Jason Birchmeier of AllMusic writes, "There are a couple killers here, namely "Dead Men Tell No Tales," "Stone Dead Forever," and "Bomber," but overall, the songs of Bomber aren't as strong as those of Overkill were. Granted, this is somewhat of a moot point to raise, as Bomber is still a top-shelf Motörhead album, one of their all-time best, without question."
Reviewer Kory Stone of Rolling Stone in a combined retrospective review of Overkill and this album calls it, in a positive light, the "slower, scuzzier sister" of the previous album while also stating that it "Showed that three musicians could play as heavy as any larger-sized band." And in another article in which it included 20 of the bands best songs, "Dead Men Tell No Tales" and the title track are two songs that made the list.

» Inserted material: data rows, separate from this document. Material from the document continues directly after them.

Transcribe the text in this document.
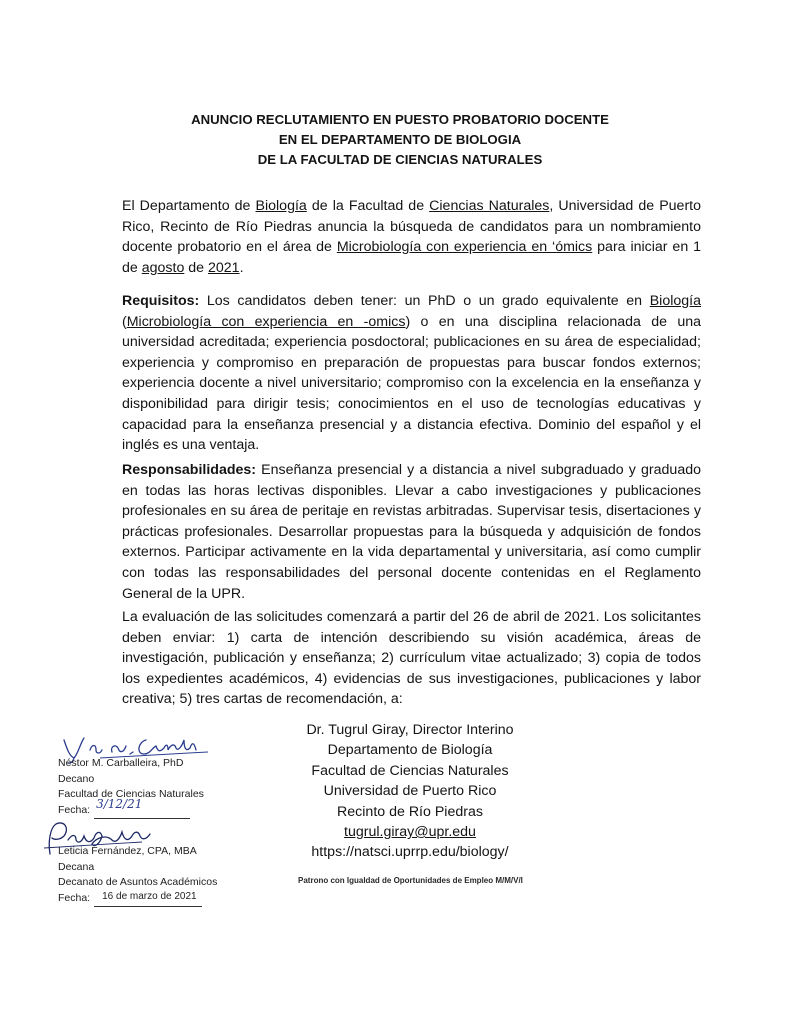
ANUNCIO RECLUTAMIENTO EN PUESTO PROBATORIO DOCENTE
EN EL DEPARTAMENTO DE BIOLOGIA
DE LA FACULTAD DE CIENCIAS NATURALES
El Departamento de Biología de la Facultad de Ciencias Naturales, Universidad de Puerto Rico, Recinto de Río Piedras anuncia la búsqueda de candidatos para un nombramiento docente probatorio en el área de Microbiología con experiencia en ‘ómics para iniciar en 1 de agosto de 2021.
Requisitos: Los candidatos deben tener: un PhD o un grado equivalente en Biología (Microbiología con experiencia en -omics) o en una disciplina relacionada de una universidad acreditada; experiencia posdoctoral; publicaciones en su área de especialidad; experiencia y compromiso en preparación de propuestas para buscar fondos externos; experiencia docente a nivel universitario; compromiso con la excelencia en la enseñanza y disponibilidad para dirigir tesis; conocimientos en el uso de tecnologías educativas y capacidad para la enseñanza presencial y a distancia efectiva. Dominio del español y el inglés es una ventaja.
Responsabilidades: Enseñanza presencial y a distancia a nivel subgraduado y graduado en todas las horas lectivas disponibles. Llevar a cabo investigaciones y publicaciones profesionales en su área de peritaje en revistas arbitradas. Supervisar tesis, disertaciones y prácticas profesionales. Desarrollar propuestas para la búsqueda y adquisición de fondos externos. Participar activamente en la vida departamental y universitaria, así como cumplir con todas las responsabilidades del personal docente contenidas en el Reglamento General de la UPR.
La evaluación de las solicitudes comenzará a partir del 26 de abril de 2021. Los solicitantes deben enviar: 1) carta de intención describiendo su visión académica, áreas de investigación, publicación y enseñanza; 2) currículum vitae actualizado; 3) copia de todos los expedientes académicos, 4) evidencias de sus investigaciones, publicaciones y labor creativa; 5) tres cartas de recomendación, a:
Dr. Tugrul Giray, Director Interino
Departamento de Biología
Facultad de Ciencias Naturales
Universidad de Puerto Rico
Recinto de Río Piedras
tugrul.giray@upr.edu
https://natsci.uprrp.edu/biology/
Patrono con Igualdad de Oportunidades de Empleo M/M/V/I
Néstor M. Carballeira, PhD
Decano
Facultad de Ciencias Naturales
Fecha: 3/12/21

Leticia Fernández, CPA, MBA
Decana
Decanato de Asuntos Académicos
Fecha: 16 de marzo de 2021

In 2011, Motörhead biographer Joel McIver wrote, "Some think that the effort of writing two killer albums in the space of a year was too much for Motörhead at this early stage, and that Bomber – released on 27 October, seven months after its predecessor – couldn't hope to match up to Overkill".
A special double CD reissue of the album was released in June 2005 to coincide with Motörhead's 30th anniversary tour. The bonus tracks on the second CD, however, have all previously been available. In 2005, Bomber was ranked number 397 in Rock Hard magazine's book of The 500 Greatest Rock & Metal Albums of All Time.